Member of the Arkansas Senate from the 27th district
- Incumbent
- Assumed office January 9, 2023
- Preceded by: redistricted

Member of the Arkansas House of Representatives from the 77th district
- In office January 12, 2015 – January 9, 2023
- Preceded by: Stephanie Malone
- Succeeded by: redistricted

Personal details
- Party: Republican
- Spouse: Lori Boyd
- Children: 3
- Education: University of Arkansas–Fort Smith University of Arkansas for Medical Sciences College of Pharmacy Sam M. Walton College of Business

= Justin Boyd (politician) =

American politician

Justin Boyd is an American politician. He serves as a Republican member for the 27th district of the Arkansas Senate. He also served as a member for the 77th district of the Arkansas House of Representatives.

== Life and career ==
Boyd attended the University of Arkansas–Fort Smith, the University of Arkansas for Medical Sciences College of Pharmacy and Sam M. Walton College of Business.

In 2015, Boyd was elected to represent the 77th district of the Arkansas House of Representatives, succeeding Stephanie Malone. He served until 2022, when he sought election to the Arkansas Senate.

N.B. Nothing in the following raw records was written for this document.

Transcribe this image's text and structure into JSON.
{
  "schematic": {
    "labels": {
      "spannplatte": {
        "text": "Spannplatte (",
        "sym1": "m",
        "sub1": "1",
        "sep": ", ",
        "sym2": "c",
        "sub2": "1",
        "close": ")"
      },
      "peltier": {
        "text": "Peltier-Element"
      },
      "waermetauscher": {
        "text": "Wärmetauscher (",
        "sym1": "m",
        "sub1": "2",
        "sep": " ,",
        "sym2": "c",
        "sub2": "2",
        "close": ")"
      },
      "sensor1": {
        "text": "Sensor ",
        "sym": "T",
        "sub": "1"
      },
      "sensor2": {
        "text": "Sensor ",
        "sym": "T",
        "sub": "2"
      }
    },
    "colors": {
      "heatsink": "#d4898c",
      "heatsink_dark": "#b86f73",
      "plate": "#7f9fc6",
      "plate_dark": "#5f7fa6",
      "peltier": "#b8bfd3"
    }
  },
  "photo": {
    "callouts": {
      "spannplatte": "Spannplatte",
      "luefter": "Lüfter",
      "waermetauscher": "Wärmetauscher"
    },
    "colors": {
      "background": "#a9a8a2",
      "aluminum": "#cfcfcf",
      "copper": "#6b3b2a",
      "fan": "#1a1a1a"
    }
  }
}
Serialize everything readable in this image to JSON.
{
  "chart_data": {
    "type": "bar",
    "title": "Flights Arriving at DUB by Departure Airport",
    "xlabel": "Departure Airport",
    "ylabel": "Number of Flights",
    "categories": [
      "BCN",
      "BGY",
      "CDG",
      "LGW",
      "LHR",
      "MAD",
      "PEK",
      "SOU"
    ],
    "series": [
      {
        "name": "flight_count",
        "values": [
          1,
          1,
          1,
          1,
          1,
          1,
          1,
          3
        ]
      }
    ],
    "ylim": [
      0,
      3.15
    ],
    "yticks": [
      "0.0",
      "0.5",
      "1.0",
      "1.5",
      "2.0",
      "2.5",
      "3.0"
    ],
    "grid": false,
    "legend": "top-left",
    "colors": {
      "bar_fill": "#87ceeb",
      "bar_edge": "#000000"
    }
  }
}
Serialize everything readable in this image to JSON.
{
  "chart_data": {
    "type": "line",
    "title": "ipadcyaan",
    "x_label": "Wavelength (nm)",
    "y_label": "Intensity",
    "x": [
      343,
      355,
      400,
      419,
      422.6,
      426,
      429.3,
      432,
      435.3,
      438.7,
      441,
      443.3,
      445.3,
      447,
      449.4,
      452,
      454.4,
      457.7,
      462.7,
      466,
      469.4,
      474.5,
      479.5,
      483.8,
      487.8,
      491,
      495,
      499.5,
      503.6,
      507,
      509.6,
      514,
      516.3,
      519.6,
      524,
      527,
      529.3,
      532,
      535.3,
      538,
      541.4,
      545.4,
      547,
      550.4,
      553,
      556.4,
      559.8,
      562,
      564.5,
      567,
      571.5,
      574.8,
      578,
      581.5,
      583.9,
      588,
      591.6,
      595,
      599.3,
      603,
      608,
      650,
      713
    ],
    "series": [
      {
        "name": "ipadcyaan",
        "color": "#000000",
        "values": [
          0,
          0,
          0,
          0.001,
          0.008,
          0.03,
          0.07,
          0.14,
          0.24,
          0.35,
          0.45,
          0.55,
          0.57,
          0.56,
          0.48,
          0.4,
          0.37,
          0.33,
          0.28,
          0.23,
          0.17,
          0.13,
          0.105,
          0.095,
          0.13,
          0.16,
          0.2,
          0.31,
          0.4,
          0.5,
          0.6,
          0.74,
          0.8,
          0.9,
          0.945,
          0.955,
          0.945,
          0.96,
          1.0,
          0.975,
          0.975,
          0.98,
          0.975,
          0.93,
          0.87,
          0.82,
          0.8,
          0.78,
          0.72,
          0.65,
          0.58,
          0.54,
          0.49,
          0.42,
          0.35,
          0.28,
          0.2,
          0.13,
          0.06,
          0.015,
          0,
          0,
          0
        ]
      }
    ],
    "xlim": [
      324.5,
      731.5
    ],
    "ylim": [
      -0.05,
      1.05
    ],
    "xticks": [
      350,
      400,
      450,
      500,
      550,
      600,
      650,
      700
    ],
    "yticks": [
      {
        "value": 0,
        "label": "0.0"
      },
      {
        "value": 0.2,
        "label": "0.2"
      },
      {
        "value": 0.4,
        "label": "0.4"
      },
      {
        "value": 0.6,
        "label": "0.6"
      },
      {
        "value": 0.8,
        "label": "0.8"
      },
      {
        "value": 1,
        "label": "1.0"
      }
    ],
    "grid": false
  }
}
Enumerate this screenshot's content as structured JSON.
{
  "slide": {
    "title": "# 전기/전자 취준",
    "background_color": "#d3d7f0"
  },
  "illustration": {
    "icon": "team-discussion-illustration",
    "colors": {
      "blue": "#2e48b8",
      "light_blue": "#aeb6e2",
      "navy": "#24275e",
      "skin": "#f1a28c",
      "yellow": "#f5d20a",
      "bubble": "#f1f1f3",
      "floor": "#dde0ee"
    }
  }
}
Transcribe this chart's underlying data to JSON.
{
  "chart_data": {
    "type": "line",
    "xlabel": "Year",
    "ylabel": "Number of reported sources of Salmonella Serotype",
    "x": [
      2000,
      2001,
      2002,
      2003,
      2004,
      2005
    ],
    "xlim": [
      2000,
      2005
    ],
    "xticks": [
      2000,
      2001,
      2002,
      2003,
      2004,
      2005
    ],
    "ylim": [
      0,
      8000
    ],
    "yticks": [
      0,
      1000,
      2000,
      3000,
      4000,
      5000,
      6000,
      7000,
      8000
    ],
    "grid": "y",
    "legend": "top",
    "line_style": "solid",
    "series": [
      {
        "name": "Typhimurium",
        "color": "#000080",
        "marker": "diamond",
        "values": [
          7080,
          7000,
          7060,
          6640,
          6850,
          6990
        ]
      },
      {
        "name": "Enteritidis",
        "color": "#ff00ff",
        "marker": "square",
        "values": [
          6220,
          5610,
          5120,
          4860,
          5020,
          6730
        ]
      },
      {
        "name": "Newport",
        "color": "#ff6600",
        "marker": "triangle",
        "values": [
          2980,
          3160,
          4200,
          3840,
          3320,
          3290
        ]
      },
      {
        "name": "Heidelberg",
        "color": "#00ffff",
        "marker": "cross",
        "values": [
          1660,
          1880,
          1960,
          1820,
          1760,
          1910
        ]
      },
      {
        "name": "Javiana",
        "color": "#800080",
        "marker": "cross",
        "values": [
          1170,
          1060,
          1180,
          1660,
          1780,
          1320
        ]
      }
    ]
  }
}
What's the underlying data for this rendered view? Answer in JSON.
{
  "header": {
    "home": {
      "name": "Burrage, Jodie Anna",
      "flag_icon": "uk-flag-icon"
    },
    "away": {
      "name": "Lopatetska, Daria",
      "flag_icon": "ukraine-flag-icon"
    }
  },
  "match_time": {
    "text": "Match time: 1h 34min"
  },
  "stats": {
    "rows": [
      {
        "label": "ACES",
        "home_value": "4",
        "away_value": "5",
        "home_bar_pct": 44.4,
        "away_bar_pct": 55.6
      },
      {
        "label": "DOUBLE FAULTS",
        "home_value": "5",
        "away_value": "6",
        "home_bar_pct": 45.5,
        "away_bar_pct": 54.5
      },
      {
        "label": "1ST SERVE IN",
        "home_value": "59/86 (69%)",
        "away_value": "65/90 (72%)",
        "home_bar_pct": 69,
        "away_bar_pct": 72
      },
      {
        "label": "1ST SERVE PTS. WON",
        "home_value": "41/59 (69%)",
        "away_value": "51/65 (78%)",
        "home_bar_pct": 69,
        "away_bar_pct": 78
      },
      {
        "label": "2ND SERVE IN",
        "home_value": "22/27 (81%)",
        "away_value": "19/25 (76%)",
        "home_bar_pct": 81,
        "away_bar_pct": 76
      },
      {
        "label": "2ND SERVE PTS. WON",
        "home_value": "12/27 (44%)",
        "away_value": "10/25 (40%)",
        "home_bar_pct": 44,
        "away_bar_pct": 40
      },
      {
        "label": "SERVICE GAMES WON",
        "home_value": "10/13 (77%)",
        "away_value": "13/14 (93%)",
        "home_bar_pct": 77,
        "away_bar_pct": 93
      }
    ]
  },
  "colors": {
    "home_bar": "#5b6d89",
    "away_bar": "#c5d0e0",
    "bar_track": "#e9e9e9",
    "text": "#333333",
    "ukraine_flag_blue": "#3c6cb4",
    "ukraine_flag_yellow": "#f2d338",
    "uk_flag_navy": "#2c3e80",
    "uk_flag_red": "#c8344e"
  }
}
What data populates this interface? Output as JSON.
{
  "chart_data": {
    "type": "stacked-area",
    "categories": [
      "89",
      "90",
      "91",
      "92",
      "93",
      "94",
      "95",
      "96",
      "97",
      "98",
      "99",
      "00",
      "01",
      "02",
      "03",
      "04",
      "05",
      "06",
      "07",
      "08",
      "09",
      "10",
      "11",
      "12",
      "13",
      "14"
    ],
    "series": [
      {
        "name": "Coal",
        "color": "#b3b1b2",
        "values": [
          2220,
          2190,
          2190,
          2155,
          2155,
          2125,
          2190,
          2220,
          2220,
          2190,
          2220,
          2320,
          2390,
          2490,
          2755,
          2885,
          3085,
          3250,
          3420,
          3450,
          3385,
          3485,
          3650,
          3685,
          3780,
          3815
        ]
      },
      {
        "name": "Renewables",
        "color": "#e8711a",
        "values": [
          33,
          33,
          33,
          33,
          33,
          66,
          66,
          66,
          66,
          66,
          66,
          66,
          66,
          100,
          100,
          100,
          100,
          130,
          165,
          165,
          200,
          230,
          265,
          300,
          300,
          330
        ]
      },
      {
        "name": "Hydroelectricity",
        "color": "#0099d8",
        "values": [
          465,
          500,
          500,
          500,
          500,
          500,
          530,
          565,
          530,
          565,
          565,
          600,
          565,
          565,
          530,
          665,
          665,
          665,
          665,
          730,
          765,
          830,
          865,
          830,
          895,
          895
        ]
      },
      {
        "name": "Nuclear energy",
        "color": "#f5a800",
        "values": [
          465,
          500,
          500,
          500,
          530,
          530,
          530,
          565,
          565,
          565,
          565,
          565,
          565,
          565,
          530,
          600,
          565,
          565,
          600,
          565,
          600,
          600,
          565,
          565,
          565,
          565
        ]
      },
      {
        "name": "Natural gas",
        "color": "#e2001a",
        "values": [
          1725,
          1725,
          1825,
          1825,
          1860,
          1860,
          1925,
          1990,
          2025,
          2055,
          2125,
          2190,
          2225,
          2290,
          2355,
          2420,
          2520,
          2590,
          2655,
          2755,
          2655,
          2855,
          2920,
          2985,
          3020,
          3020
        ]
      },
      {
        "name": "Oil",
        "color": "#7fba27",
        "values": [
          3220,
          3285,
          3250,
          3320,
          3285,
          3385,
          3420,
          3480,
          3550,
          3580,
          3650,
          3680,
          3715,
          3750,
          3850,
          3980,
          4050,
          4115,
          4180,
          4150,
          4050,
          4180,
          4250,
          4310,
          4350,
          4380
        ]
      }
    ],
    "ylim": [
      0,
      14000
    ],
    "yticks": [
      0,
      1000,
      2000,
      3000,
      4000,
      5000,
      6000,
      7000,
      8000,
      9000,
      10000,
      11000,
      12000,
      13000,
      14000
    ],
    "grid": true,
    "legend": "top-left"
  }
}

In May 2022, Boyd defeated Kelly Procter Pierce in the Republican primary election for the 27th district of the Arkansas Senate. In November 2022, he defeated Becky Ward in the general election, winning 63 percent of the votes. He assumed office in the 94th Arkansas General Assembly on January 9, 2023.

On March 11, 2025, Boyd was one of the few Republicans who voted against a nitrogen hypoxia death penalty method bill.